Плохо, когда подобными вопросами приходится задаваться в пять лет!.. Саше захотелось подхватить Шушуню на руки и рассказать ему нечто самое важное и главное, нечто такое, о чём за полгода настоящей мужской дружбы они так и не собрались потолковать… Надежда Борисовна распахнула дверь на лестницу: «Ступайте, Саша, Бог с вами.

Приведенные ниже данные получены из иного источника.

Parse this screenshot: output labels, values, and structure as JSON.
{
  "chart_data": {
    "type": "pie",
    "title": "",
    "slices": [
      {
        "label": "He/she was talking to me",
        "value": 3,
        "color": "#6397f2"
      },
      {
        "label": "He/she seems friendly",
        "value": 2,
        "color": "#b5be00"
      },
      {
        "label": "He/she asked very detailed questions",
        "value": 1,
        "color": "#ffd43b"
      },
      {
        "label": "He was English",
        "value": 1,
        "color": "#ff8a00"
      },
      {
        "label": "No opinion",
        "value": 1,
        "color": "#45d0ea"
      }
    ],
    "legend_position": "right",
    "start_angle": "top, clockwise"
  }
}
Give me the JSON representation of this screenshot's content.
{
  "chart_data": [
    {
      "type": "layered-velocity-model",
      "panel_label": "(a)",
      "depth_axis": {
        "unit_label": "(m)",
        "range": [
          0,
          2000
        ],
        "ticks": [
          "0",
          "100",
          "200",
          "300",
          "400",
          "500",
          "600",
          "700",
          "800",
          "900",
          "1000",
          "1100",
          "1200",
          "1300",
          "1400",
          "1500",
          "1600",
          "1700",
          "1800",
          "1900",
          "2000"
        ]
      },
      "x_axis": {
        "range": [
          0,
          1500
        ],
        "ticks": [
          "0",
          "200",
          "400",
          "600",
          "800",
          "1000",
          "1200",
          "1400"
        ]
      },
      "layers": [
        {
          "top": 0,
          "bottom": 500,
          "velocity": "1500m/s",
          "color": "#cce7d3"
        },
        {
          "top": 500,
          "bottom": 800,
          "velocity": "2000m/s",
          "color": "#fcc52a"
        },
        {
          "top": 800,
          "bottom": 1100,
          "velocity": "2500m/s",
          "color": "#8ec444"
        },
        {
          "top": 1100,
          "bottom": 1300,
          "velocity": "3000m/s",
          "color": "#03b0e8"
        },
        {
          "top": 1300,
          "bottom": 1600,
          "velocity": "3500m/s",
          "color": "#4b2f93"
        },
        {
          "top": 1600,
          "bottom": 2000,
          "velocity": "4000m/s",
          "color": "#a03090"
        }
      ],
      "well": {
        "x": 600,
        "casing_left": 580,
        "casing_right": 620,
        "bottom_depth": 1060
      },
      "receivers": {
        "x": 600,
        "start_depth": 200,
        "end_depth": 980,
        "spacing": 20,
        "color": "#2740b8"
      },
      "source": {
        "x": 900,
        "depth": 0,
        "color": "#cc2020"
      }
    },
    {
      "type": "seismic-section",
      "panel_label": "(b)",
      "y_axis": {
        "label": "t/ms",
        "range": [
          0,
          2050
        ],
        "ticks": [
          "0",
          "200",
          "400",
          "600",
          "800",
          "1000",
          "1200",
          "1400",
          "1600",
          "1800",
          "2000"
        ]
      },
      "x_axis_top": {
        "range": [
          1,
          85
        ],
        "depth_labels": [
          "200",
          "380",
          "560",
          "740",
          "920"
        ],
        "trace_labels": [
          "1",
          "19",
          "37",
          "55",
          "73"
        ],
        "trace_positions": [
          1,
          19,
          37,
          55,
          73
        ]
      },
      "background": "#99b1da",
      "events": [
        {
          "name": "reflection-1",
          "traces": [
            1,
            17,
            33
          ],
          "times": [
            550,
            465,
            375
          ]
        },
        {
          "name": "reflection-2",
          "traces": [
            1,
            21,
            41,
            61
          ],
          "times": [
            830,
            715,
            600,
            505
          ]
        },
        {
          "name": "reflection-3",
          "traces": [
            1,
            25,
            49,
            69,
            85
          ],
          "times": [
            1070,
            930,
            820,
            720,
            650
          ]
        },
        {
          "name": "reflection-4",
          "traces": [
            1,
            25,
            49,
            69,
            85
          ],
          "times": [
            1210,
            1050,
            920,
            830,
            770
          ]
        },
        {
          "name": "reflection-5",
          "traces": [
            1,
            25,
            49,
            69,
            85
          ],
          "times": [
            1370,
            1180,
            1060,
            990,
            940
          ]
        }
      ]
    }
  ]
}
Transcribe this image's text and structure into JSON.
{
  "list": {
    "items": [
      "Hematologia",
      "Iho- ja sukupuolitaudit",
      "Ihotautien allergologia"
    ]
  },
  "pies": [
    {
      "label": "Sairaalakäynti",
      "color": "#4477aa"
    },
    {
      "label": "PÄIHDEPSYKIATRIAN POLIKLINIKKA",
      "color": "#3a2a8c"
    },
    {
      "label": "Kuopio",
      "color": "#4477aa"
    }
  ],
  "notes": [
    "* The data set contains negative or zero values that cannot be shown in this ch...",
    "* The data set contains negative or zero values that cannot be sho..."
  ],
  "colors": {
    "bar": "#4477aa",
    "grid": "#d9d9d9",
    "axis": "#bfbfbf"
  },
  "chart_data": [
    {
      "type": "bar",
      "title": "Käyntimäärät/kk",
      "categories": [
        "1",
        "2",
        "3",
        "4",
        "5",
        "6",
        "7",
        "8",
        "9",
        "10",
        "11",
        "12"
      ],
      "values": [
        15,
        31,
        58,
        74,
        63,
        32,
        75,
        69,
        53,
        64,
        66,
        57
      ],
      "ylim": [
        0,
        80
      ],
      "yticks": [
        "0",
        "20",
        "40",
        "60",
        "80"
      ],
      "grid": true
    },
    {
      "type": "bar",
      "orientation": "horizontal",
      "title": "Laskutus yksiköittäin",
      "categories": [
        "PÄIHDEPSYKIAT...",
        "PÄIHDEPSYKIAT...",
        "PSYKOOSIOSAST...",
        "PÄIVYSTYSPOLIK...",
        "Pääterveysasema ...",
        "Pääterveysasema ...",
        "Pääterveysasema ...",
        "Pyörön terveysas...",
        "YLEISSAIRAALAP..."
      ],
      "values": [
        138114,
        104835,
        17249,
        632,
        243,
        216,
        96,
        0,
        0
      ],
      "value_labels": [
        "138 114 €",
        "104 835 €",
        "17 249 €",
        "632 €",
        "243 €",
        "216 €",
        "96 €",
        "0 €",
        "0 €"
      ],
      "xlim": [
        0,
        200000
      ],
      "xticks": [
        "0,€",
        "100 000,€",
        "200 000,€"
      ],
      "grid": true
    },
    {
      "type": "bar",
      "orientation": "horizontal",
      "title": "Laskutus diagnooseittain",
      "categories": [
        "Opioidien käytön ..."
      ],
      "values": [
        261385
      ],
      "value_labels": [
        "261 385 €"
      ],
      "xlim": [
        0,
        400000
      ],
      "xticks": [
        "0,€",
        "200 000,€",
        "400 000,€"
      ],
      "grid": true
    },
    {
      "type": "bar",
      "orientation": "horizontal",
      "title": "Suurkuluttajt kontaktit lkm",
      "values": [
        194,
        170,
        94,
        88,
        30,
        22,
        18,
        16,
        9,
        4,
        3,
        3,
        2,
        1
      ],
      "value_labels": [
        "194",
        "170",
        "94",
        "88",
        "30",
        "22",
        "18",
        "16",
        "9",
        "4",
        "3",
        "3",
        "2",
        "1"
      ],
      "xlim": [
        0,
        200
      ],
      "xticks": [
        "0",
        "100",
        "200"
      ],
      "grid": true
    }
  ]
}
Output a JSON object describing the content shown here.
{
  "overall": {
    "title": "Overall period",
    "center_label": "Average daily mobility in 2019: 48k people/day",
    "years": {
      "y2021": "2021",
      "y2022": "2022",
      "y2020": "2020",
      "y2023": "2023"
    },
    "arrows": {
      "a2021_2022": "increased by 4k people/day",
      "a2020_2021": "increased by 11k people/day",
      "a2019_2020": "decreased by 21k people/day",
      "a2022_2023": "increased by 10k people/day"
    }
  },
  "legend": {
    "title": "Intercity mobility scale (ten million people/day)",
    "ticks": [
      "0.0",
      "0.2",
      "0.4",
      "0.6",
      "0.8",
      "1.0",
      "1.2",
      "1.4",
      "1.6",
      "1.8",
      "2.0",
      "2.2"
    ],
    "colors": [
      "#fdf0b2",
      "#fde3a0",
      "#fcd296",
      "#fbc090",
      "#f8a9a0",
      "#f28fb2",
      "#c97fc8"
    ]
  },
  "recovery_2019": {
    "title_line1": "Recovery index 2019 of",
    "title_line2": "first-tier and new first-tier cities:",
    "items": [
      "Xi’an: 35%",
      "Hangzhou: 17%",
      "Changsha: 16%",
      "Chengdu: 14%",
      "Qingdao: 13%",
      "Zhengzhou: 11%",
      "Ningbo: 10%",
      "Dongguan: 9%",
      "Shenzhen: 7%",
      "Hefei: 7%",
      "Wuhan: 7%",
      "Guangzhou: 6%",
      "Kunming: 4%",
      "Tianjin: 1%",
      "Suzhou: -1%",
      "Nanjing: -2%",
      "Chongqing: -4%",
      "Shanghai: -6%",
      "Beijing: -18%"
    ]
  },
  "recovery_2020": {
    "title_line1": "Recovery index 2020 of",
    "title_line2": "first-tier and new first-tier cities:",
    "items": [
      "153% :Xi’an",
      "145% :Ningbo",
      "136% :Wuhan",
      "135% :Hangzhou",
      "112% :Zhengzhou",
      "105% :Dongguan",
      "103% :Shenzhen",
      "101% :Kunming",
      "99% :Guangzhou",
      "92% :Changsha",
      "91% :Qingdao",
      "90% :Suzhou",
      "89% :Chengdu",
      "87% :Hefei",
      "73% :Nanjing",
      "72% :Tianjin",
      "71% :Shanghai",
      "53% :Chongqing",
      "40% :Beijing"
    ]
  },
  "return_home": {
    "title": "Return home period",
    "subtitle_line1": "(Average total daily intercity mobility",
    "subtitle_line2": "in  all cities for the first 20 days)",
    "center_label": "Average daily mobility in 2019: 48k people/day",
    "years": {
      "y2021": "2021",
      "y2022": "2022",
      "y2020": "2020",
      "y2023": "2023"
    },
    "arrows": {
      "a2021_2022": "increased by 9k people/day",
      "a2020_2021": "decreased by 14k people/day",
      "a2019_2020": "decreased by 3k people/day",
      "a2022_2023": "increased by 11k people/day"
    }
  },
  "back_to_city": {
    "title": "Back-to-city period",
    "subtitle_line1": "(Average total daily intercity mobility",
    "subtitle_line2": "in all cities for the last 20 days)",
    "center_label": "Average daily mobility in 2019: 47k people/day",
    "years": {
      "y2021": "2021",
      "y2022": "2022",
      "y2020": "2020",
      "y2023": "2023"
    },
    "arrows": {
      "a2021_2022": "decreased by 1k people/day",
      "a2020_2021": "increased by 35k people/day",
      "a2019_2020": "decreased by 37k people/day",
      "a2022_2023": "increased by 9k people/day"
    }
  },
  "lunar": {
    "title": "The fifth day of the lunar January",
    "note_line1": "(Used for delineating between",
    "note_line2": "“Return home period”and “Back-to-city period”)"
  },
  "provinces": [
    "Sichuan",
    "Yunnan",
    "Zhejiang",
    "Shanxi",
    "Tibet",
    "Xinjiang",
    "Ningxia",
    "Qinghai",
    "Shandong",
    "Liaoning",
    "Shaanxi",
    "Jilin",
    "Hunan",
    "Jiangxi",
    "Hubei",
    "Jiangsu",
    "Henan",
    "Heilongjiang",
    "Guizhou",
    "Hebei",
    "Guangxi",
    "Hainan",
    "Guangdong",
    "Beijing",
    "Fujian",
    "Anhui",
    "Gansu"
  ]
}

Ступайте». Она не смотрела ему в глаза, смотрела куда-то в грудь, и лицо у неё было замкнутое и незнакомое. «Мама?» – слабо позвала из комнаты Вера. «Сейчас, деточка», – ответила Надежда Борисовна. Саша молча повернулся и шагнул за порог, и дверь сразу же захлопнулась у него за спиной. «Дядя Саша!..» – завопил оставшийся в квартире Шушуня, и Лоскутков пошёл вниз по ступенькам, чувствуя, как кружится голова.

Направление в хоспис осталось на кухонном столе, его по крайней мере не порвали и, очень может быть, им всё-таки воспользуются – когда Веру прижмёт уже вовсе невыносимо. Вот только Саша Лоскутков навряд ли об этом узнает. Шушунина бабушка… как это изящно выражались в старину – отказала ему от дома. И он даже смутно догадывался, за что…

Низкий, вибрирующий сигнал милицейской сирены заставил Сашу приоткрыть глаза и посмотреть в зеркальце заднего вида. Секунду спустя мимо его «Жигулей» вихрем пронеслись друг за дружкой два сине-белых «Форда» и скрылись в направлении проспекта Славы. Гаишники мчались, как на пожар. Саша проводил их глазами, потом посмотрел на часы. Плещеев отпустил его до двенадцати. То бишь времени, чтобы к сроку вернуться в «Эгиду», оставалось в обрез… Сашина рука даже легла на рычаг скоростей, но потом сползла обратно на колено и там замерла.